— Нет и нет, Газалла, я должен бы и без этого владеть искусством лжи, ибо я родом с Крита; я мог бы принять из рук сервитов и кармелитов свой наплечник и при случае давать Ниньо возможность пронзать взглядом сии лохмотья, я мог бы сослаться на вполне благочестивые картины, которые Пребосте создавал с помощью моей палитры, я мог бы поджать губы подобно Иниго из Лойолы, мог бы сочинять благочестивые вирши подобно Лопе, а уж некоторые места из Аквинского я просто знаю наизусть… — Но тут Газалла подхватил:
— Вы даже могли бы вступить в братство Святой инквизиции.
Оба засмеялись неслышно, и лица их при этом остались неподвижными. Затем Газалла с угрожающим видом вскинул голову.

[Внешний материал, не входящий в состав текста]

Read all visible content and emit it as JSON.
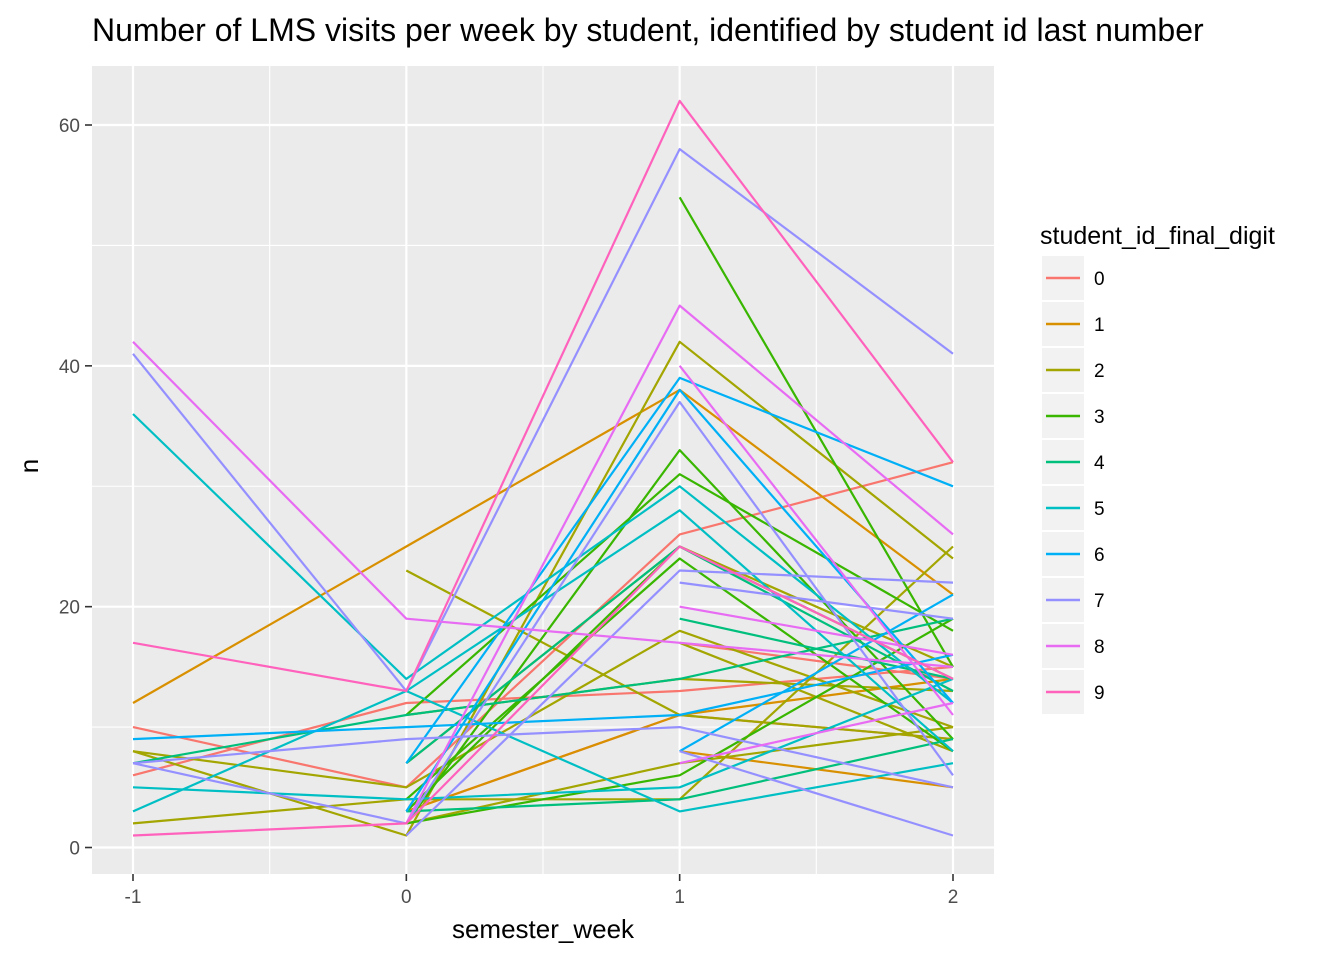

— Вы тут помянули Фому, тогда уж вспомните заодно, что одна-единственная цитата из него, из Фомы, нашего ангелоликого учителя, может отдать вас в руки Святой инквизиции, стоит Ниньо, — последние слова он произнес тоном насмешливым и в то же время презрительным, — хоть раз в свободном переложении помянуть мысль Фомы о том, что человек должен повиноваться лишь своей совести, что совесть наша должна держаться того, что признается нашим умом как содержание истины. Мой брат Агостино умер не столько как последователь Лютера, сколько как последователь Фомы.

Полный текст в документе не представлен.